Hesai Group, a maker of sensor technologies for self-driving cars, saw its Hong Kong-listed shares fall more than 8% after reporting a swing to profitability in the first quarter, as a price target cut from Citi weighed on the stock.
"Hesai's core operating profit for 1Q was well above forecast," a Citi analyst said in a report, but noted that the company's blended average selling price (ASP) faded 9% quarter-on-quarter, falling below the bank's expectations.
The Shanghai-based company reported first-quarter revenue of RMB 681 million, a 29.6% increase from the same period last year and 3% above consensus estimates. Hesai swung to a net profit of RMB 18.315 million, or RMB 0.12 per share. However, its gross margin declined by 2.6 percentage points year-over-year to 39.1%.

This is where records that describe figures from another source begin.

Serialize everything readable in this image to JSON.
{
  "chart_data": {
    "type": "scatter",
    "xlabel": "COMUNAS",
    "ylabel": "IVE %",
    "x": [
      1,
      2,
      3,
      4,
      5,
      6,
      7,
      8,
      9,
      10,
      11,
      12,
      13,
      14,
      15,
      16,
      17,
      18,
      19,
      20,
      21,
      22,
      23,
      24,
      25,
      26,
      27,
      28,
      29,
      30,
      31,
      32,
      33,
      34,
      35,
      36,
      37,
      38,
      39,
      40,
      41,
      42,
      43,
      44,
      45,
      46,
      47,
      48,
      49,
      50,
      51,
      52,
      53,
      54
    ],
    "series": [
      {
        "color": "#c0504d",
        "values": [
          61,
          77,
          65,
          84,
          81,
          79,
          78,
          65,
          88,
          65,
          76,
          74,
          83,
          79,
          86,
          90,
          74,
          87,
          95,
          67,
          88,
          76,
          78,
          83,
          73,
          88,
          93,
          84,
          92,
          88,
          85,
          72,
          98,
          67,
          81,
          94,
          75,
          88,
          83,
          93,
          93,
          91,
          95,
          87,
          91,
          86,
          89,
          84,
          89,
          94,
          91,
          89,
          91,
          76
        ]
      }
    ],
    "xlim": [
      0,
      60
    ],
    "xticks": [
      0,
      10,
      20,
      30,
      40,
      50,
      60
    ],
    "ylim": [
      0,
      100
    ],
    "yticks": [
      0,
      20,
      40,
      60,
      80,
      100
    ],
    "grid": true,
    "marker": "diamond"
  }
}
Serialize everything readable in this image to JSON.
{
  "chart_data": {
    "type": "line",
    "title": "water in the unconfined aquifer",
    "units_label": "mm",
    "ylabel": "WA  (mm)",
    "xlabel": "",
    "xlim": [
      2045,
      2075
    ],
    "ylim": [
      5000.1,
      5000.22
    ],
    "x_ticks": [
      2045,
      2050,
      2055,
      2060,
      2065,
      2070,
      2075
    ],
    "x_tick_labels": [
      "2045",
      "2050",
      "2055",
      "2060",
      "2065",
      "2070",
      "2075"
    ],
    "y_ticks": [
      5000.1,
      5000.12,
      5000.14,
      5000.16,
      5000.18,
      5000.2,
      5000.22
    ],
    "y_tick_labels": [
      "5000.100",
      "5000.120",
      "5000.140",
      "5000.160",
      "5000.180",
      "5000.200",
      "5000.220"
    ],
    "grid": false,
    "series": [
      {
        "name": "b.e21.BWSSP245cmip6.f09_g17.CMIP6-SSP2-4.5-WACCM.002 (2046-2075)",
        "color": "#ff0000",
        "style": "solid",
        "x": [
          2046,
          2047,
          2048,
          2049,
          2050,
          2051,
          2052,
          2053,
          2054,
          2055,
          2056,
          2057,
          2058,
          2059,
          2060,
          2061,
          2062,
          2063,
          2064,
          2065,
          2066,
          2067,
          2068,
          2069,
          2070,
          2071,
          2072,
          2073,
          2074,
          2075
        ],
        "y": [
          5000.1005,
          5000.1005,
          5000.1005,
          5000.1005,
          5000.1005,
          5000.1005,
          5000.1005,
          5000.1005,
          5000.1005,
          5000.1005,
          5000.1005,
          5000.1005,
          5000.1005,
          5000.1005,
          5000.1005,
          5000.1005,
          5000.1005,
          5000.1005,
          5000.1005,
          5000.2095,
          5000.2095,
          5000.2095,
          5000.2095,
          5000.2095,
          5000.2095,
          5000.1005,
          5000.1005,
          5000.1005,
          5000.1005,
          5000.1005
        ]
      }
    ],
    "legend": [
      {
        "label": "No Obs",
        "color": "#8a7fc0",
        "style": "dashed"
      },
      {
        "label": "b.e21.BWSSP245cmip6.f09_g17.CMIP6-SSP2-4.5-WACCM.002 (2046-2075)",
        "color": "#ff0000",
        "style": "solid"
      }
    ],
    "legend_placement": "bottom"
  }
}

Shares of HESAI-W (02525.HK) opened down 8.2% in Hong Kong, while its U.S.-listed shares (HSAI.US) fell 9% overnight. The sharp decline despite the profit swing highlights investor concerns over pricing pressure and a potential slowdown in the electric vehicle industry, which Citi cited as a reason for lowering its forecasts.
Citi maintained its Buy rating on Hesai but trimmed its target price on the stock to HKD 223.3 from HKD 257.5, adopting a more conservative outlook for second-quarter shipments. The focus for investors will now be on whether Hesai can protect its margins amid falling selling prices and softer demand in the broader EV supply chain.
This article is for informational purposes only and does not constitute investment advice.